DataCite does not seem to a any knowledge of the order relation between the two versions and in particular it does not have a concept of what is the current version of this data set. In the case of two versions this is inconvenient, but for datasets with twenty or more versions this representation is impractical.

Old version (10.5281/zenodo.60943)

The metadata of version 1.0 contains a single element relatedIdentifier of the IsPartOf type referencing the set of versions by means of the “concept DOI”:

<relatedIdentifiers>
    <relatedIdentifier relatedIdentifierType="DOI" relationType="IsPartOf">
        10.5281/zenodo.705645
    </relatedIdentifier>
</relatedIdentifiers>

There is no reference to any other version of the data set. This is particularly striking as the other version (v1.1) is the most current version.

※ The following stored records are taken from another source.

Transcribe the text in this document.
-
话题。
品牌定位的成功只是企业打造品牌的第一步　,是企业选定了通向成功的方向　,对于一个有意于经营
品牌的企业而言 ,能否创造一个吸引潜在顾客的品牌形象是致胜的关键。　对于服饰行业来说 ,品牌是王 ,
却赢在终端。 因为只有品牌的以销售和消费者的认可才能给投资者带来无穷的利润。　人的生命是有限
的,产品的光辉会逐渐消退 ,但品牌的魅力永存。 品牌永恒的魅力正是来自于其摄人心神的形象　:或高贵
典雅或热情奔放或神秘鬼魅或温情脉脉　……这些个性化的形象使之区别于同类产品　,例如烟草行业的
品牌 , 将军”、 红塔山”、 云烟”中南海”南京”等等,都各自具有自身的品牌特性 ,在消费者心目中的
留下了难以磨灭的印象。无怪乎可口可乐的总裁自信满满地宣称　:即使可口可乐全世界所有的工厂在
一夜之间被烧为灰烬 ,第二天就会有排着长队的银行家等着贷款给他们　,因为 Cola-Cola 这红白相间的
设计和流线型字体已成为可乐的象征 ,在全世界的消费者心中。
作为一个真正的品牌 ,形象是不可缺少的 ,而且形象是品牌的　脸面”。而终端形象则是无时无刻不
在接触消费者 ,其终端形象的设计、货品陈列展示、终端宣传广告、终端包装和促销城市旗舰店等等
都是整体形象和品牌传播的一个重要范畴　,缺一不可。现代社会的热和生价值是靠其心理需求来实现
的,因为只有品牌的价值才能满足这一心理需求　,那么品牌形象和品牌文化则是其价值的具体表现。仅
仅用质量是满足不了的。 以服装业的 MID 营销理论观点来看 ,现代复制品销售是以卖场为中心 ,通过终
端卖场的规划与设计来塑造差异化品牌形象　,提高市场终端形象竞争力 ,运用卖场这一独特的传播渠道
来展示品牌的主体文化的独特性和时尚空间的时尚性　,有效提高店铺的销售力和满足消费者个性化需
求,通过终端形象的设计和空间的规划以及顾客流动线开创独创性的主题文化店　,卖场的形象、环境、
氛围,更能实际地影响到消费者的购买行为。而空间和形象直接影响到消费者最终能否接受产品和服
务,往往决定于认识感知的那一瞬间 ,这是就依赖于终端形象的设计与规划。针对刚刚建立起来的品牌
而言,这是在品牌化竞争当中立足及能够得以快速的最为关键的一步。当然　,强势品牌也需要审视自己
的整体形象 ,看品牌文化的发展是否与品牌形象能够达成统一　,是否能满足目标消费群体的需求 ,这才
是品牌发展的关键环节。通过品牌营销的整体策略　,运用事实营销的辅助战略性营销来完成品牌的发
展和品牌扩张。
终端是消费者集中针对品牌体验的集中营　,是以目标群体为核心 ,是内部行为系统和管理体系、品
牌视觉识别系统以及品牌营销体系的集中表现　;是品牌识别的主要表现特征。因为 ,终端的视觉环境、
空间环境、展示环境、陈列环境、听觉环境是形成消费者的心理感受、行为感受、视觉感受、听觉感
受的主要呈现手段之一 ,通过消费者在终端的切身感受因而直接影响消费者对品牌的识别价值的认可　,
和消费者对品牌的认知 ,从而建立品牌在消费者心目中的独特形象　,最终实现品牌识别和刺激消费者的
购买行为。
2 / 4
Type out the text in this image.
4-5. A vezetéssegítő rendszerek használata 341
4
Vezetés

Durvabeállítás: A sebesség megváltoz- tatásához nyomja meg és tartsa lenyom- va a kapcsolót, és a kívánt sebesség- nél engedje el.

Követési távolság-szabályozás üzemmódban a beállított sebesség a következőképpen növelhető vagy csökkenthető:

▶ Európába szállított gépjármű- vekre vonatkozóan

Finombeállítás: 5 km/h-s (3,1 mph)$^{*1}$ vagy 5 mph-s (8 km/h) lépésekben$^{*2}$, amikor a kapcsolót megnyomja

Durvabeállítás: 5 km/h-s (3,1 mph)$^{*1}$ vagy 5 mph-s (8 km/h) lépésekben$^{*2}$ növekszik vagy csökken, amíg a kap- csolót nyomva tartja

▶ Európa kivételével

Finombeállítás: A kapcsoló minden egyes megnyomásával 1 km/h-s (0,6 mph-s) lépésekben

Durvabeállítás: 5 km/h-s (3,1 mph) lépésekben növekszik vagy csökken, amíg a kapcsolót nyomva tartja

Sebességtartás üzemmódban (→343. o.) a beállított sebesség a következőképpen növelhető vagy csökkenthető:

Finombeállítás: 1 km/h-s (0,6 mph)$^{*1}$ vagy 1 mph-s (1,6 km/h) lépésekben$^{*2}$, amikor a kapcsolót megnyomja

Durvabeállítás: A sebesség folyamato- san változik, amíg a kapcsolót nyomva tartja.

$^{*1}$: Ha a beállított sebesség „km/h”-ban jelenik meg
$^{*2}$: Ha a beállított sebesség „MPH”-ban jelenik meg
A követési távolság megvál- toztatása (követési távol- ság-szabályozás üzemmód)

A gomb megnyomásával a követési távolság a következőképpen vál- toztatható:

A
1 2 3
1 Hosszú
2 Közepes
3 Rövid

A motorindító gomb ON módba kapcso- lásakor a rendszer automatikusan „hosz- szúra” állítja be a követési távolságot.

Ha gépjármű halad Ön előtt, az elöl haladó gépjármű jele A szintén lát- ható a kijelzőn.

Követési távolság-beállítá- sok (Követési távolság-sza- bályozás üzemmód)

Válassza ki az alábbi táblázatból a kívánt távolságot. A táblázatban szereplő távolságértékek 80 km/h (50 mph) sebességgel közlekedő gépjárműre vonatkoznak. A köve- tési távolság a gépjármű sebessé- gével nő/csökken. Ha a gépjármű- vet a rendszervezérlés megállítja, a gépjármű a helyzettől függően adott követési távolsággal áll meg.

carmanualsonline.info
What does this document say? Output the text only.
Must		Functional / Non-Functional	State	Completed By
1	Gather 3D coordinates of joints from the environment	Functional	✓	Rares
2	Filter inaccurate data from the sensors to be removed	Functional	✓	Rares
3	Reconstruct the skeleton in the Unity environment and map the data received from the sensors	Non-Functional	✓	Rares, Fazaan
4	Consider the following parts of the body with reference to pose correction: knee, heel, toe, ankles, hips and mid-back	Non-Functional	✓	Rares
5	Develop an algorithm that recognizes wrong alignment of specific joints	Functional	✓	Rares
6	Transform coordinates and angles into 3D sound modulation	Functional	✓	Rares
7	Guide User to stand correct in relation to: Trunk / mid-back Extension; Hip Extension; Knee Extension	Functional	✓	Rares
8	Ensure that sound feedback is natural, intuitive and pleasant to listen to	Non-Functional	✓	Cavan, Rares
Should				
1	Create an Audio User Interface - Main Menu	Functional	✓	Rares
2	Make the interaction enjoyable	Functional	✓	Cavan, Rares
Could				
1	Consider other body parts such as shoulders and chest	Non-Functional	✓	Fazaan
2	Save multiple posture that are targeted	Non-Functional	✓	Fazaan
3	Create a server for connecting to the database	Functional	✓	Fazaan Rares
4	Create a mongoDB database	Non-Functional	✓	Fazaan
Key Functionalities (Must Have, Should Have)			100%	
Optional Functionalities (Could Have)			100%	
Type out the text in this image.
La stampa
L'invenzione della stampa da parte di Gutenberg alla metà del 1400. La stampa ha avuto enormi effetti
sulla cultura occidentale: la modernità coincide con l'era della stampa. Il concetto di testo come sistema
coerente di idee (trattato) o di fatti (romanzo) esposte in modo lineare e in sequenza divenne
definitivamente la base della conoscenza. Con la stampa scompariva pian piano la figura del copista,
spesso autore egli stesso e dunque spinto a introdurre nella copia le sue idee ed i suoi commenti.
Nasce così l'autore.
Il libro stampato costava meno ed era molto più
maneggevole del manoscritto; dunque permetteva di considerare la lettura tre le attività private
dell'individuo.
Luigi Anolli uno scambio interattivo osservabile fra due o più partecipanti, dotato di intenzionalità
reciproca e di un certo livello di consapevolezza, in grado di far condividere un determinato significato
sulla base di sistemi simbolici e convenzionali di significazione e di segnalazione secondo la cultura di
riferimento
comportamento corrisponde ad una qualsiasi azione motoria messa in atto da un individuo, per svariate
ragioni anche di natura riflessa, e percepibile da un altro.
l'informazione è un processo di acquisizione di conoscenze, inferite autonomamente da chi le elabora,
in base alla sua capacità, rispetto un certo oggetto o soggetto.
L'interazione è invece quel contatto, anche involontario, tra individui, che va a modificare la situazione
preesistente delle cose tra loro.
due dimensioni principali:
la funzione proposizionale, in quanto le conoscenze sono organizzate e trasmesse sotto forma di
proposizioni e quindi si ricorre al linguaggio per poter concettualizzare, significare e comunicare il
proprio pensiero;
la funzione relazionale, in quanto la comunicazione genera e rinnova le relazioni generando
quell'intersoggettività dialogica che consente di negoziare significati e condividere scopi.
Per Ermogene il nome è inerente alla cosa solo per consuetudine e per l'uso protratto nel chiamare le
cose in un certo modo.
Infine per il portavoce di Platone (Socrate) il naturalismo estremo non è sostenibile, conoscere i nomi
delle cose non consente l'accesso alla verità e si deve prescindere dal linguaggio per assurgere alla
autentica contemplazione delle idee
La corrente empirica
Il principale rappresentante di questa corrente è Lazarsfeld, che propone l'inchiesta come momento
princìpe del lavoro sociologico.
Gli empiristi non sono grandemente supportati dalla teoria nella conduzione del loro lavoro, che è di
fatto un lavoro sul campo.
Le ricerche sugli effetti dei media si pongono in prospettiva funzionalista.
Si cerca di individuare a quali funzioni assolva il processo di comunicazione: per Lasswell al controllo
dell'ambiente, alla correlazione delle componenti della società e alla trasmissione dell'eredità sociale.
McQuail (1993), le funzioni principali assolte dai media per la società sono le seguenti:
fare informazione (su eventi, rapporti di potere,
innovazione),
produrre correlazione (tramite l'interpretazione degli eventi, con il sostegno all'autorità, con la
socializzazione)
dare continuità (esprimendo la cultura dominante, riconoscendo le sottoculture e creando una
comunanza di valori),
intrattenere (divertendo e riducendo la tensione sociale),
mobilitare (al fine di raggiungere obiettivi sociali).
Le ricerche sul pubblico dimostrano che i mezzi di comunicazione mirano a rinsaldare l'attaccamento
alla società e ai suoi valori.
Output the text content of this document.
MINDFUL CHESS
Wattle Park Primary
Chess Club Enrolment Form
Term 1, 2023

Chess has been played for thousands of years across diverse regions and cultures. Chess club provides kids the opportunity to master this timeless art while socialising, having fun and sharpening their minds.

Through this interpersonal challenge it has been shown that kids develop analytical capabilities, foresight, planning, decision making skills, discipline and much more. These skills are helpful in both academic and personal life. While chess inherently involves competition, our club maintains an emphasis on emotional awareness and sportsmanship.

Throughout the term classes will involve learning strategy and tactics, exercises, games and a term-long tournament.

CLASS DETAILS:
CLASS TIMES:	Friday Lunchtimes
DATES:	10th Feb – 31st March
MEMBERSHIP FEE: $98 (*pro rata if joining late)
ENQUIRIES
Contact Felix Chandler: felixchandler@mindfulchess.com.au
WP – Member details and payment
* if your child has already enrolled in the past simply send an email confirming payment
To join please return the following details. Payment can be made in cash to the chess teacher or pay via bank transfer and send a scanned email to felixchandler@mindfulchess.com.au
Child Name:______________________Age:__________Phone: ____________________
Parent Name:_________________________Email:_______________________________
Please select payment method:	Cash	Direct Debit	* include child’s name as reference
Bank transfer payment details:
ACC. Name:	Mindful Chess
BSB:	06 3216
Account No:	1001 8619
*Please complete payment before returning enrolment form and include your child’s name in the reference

Accordingly, the DataCite interface displays only one related work: the metadata associated with the DOI of the set of versions.

concept dataset

The most striking aspect of this representation is that there is no reference indication that a newe version of this data exists and that the related work is the abstract set of datasets and not another version.

New version (10.5281/zenodo.800648)

Just like the metadata of version 1.0, the metadata of version 1.1 contains a single element relatedIdentifier of the IsPartOf type referencing the set of versions by means of the “concept DOI”:

<relatedIdentifiers>
    <relatedIdentifier relatedIdentifierType="DOI" relationType="IsPartOf">
        10.5281/zenodo.705645
    </relatedIdentifier>
</relatedIdentifiers>

There is again no reference to the other – the original – version and again only the metadata associated with the DOI of the set of versions is diplayed without any indication that this data set is the abstract set of datasets and not another version. There is also no indication this is the current version of this data set.

concept dataset

Versioning in DataCite and Zenodos solution

The DataCite metadata format allows the representation of data versioning. However, it only allows to express the order of precedence between different versions using the relations IsNewVersionOf and IsPreviousVersionOf.

zenodo versioning

While this representation identifies the original and the implicit version implicitly, DataCite’s vocabulary does not allow any unambiguous reference to the set of versions.

Zenodo’s choice to use the to use the predicates IsPartOf and HasPart results in a representation that does not directly express any relation between individual versions. More importantly it represens the versions not as an ordered set, but just as a set and thus does not provide information which version is the most current instance of a data set or maybe less importantly which version is the original version.

zenodo versioning

Additionally, the predicalte imply a part-whole relationship different from the relation between particular versions of a data set and an abstract representation of the set of these versions.

Versioning

Versioning is a non-trivial feature of data representation. Versions form an ordered set and a system should provide means to refer to each individual version and to the set of versions. A good representation can answer the following questions:

  • Is this a “concept” of a data set or a version of a data set?
  • Of which data set is this instance a version?
  • Which instances are versions of this data set?
  • Is this the currect version of the data set?
  • What is the current version of the data set?
  • What is the original version of this data set?

In fact, the internal versioning in Zenodo’s repository as well as its representation in the interface does answer all these questions. While the representation of Zenodo’s data versioning in DataCite metadata can answer none of these questions.

While it is not necessary to make all relations explicit when publishing metadata, it is crucial to understand that different systems might expect information about different aspects of the structures and may derive other aspects by applying additional heuristics to this information. Zenodo’s choice of the DataCite’s predicates IsPartOf and HasPart is a good example for a mismatch of representations. Resulting in the loss of most of the information available in Zenodo’s user interface.